Var görünüyor ama bunların bir kısmı da varsayımdan öteye geçmez. Bebeklerin ağız yapıları gereği daha künt kaşıklar kullanılıyor, erişkinlerde ise haznenin boyu uzuyor. Bu, olasılıkla ağız yapısının gelişimiyle ilişkili bir durum. Biz günümüzde kaşığı yemek yerken daha çok çorba amacıyla kullanırız, buradaki işlevlerden biri de sıcak içeriği içilebilir derecede soğutmak elbette. Kaşık bunun ötesinde ölçü amacıyla da kullanılıyor ancak sabit bir kaşık hacmi yok, “silme ya da tepeleme” denen tanımlar da malzemeye göre değişken. Hassas işlerde ölçek kullanılması en doğrusu bence.

Metal kaşıklardan yemeğe aktarım mı olur?

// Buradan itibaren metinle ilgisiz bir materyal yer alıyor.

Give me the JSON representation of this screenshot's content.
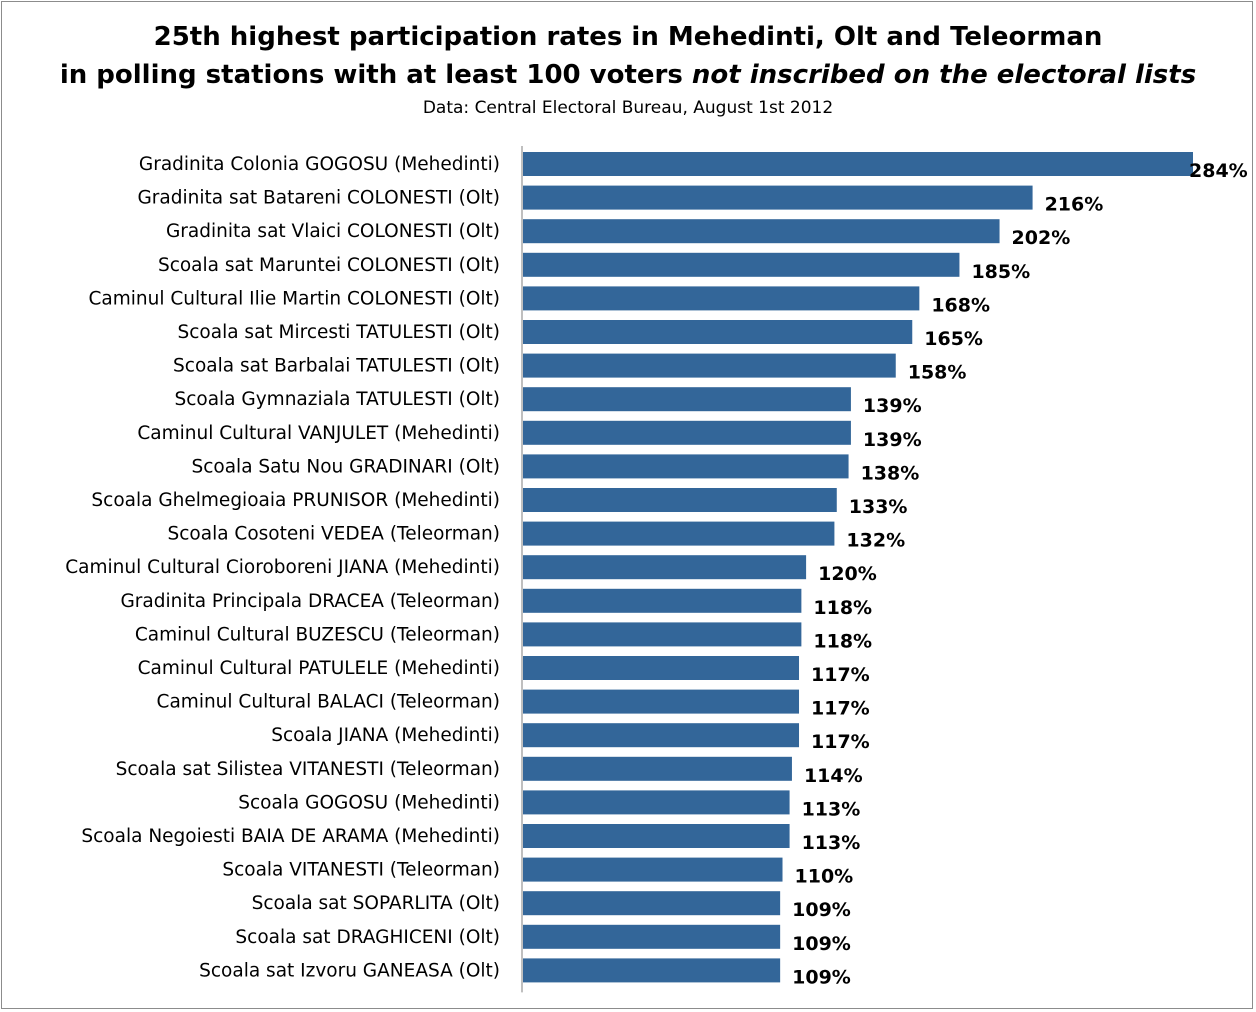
{
  "title_line1": "25th highest participation rates in Mehedinti, Olt and Teleorman",
  "title_line2_normal": "in polling stations with at least 100 voters ",
  "title_line2_italic": "not inscribed on the electoral lists",
  "subtitle": "Data: Central Electoral Bureau, August 1st 2012",
  "colors": {
    "bar": "#336699",
    "axis": "#7f7f7f",
    "frame": "#8c8c8c"
  },
  "chart_data": {
    "type": "bar",
    "orientation": "horizontal",
    "title": "25th highest participation rates in Mehedinti, Olt and Teleorman in polling stations with at least 100 voters not inscribed on the electoral lists",
    "subtitle": "Data: Central Electoral Bureau, August 1st 2012",
    "xlabel": "",
    "ylabel": "",
    "value_suffix": "%",
    "xlim": [
      0,
      284
    ],
    "grid": false,
    "legend": "none",
    "categories": [
      "Gradinita Colonia GOGOSU (Mehedinti)",
      "Gradinita sat  Batareni COLONESTI (Olt)",
      "Gradinita sat Vlaici COLONESTI (Olt)",
      "Scoala sat Maruntei COLONESTI (Olt)",
      "Caminul Cultural Ilie Martin COLONESTI (Olt)",
      "Scoala sat Mircesti TATULESTI (Olt)",
      "Scoala sat Barbalai  TATULESTI (Olt)",
      "Scoala Gymnaziala  TATULESTI (Olt)",
      "Caminul Cultural VANJULET (Mehedinti)",
      "Scoala Satu Nou GRADINARI (Olt)",
      "Scoala Ghelmegioaia PRUNISOR (Mehedinti)",
      "Scoala Cosoteni VEDEA (Teleorman)",
      "Caminul Cultural Cioroboreni JIANA (Mehedinti)",
      "Gradinita Principala DRACEA (Teleorman)",
      "Caminul Cultural BUZESCU (Teleorman)",
      "Caminul Cultural PATULELE (Mehedinti)",
      "Caminul Cultural BALACI (Teleorman)",
      "Scoala JIANA (Mehedinti)",
      "Scoala sat Silistea VITANESTI (Teleorman)",
      "Scoala GOGOSU (Mehedinti)",
      "Scoala Negoiesti BAIA DE ARAMA (Mehedinti)",
      "Scoala VITANESTI (Teleorman)",
      "Scoala sat SOPARLITA (Olt)",
      "Scoala sat DRAGHICENI (Olt)",
      "Scoala sat Izvoru GANEASA (Olt)"
    ],
    "values": [
      284,
      216,
      202,
      185,
      168,
      165,
      158,
      139,
      139,
      138,
      133,
      132,
      120,
      118,
      118,
      117,
      117,
      117,
      114,
      113,
      113,
      110,
      109,
      109,
      109
    ]
  }
}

Bize öğretilen fizik ve kimya bilgileri çerçevesinde etkileşime girmeyen neredeyse tek malzeme camdır ama o da kırılgan bir malzeme. Diğer metaller eser, göz ardı edilebilir bir miktarda yüzeyden aşınıyor. Gerçi kimsenin ömrü bu aşınmayla kaşığın eridiğini görmeye yetmez ancak bu tür kaşıklar yine de sirke gibi asidik içeriklerde kullanılmamalı, daha doğrusu içinde bekletilmemeli. Metalin diğer avantajı ise kendiliğinden sağladığı hijyen elbette. Bakterilerin çoğalmasını engelliyor bu durum. Günümüzde artık kaplamalı metaller kullanılıyor ve bunlar da cama yakın derecede “inerttir”, yani etkileşime girmezler.